Workshop

WORKSHOP A: Information Generations: Change or Continuity?

Session coordinator: David Bawden, City University London, United Kingdom

Where: 26. 5., 10.00 - 13.00, CERGE, Praha 1, Politických vězňů 7, 2nd floor, room no. 7

The purpose of this workshop is to allow participants to reflect on and discuss what, if anything, is different about the needs and behaviours of the new generations of information users. These are the young people now at school, and soon to enter universities, and then become professional workers ?

There has been much discussion in Britain and the USA about how the information habits of the successive 'new generations' of young people: Generation X, Generation Y, 'Millenials', 'Google Generation', and so on. This has generated controversy. Some commentators believe that the new generations of 'digital natives' are completely different in their behaviour and needs, and even in their basic mentality and brain structure. This would mean that they will want a completely different form of information access, based on digital social media rather than libraries and databases. Other commentators believe that the changes are much less deep and significant.

After an initial introductory presentation, the workshop will look at this in two ways, through structured discussions, brainstorming and group work.

First, we will reflect on our own experiences of the information behaviour and expectations of young people, perhaps contrasting the experiences in the Anglo-Saxon world with that in the Czech Republic and Central Europe. We will try to reach a consensus as to the likely changes to be seen over the next 10 years.
Second, we will try to build on this, to consider what changes, if any, we need to make to library and information services in response. Should libraries and information centres be on Facebook? or in Second Life? Will books and journals transform themselves into wikis and blogs? To what extent will e-books and e-journals become the norm? Will users expect all information provision through mobile devices ? Where will these sort of changes, if they happen on a large scale, leave the library or information centre?

logo CERGE-EI

The workshop is organized in cooperation with CERGE-EI.

WORKSHOP B: An Overview of the OAI Object Reuse and Exchange Interoperability Framework

Session coordinator: Herbert Van de Sompel, Los Alamos National Laboratory, USA

Where: 26. 5., 13.00 - 16.00, Academy of Sciences of the Czech Republic, Praha 1, Narodni 3, room no. 205

YouTube, Flickr, del.icio.us, blogs, mash-ups and other Web 2.0 technologies are indicative of the contemporary web experience.

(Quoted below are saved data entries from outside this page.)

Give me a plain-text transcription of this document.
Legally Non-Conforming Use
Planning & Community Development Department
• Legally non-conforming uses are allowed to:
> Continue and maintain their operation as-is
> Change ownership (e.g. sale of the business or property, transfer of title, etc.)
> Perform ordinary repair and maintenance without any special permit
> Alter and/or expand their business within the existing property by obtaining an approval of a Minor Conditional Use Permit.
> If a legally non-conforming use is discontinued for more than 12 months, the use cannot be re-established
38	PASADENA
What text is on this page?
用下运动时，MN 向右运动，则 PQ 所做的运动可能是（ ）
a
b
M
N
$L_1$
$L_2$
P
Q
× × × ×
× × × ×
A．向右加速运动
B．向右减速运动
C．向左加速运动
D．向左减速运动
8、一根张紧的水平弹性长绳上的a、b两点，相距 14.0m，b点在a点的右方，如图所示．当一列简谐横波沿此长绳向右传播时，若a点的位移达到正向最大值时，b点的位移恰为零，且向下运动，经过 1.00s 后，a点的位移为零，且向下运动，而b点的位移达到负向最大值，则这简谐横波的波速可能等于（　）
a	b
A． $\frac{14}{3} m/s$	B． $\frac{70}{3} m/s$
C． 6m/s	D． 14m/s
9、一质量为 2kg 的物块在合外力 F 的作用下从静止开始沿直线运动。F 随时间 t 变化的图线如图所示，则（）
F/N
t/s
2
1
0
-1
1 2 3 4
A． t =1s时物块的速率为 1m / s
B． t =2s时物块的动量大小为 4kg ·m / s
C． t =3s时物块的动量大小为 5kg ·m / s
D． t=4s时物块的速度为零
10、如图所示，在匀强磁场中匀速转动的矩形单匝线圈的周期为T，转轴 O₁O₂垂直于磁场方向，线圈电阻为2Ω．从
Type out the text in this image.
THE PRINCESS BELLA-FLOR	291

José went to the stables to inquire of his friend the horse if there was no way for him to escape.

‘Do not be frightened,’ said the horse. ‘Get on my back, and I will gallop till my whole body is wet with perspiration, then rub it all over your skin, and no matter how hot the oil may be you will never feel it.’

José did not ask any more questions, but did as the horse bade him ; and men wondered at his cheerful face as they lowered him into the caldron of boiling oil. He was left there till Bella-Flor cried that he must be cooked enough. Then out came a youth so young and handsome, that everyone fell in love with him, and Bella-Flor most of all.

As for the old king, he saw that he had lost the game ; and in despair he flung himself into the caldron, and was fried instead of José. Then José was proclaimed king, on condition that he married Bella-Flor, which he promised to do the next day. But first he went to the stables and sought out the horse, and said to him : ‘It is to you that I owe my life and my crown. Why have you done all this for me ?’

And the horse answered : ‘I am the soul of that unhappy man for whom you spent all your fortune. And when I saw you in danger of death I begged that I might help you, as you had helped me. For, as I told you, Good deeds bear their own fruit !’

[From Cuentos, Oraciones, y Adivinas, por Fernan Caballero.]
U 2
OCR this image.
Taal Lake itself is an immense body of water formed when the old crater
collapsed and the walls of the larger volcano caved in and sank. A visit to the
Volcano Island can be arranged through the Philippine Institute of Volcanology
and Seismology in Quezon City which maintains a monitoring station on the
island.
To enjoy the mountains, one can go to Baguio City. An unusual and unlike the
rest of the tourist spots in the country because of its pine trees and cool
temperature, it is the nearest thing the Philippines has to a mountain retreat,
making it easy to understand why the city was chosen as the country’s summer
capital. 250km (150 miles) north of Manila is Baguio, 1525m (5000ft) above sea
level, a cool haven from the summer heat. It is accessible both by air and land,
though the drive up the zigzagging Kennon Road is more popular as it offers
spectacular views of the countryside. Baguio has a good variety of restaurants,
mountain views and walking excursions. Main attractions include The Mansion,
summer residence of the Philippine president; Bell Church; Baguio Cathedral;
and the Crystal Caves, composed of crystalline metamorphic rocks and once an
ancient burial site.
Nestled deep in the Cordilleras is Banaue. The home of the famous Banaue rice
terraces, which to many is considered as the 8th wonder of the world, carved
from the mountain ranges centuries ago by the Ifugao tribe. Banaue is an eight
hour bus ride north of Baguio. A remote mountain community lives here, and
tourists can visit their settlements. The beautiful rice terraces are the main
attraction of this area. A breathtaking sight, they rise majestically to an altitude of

There is a growing interest in appropriating these tools and modalities to support scholarly communication, research, and education. This requires the ability to leverage the intrinsic value of digital objects beyond the borders of the hosting repository. This presents a challenge among others because digital objects used in scholarship and education are typically compound. For example the multi-part "virtual data" objects envisioned by the National Virtual Observatory Project, the "datuments" described in the chemistry community, and the learning objects implemented by NSDL share the property that their components are distributed over multiple databases, web servers, databases, and the like.

In order to achieve Web 2.0-like capabilities for such compound objects, the OAI Object Reuse and Exchange (OAI-ORE) effort proposes an approach that is fully aligned with the Web Architecture. It specifies a resource-centric interoperability framework that recasts the repository-centric notion of digital objects to that of a bounded, URI-identified aggregation of Web resources. In this manner, compound digital objects become more integrated with the Web, and thereby more accessible to standard Web applications and clients.

This workshop will give an overview of the OAI-ORE interoperability framework, including: Motivation & Foundation, Data Model, Serializations (Atom, RDF/XML), HTTP Guidelines, and Discovery approaches. See http://www.openarchives.org

avcr

The workshop is organized in cooperation with the Library of the Academy of Sciences of the Czech Republic.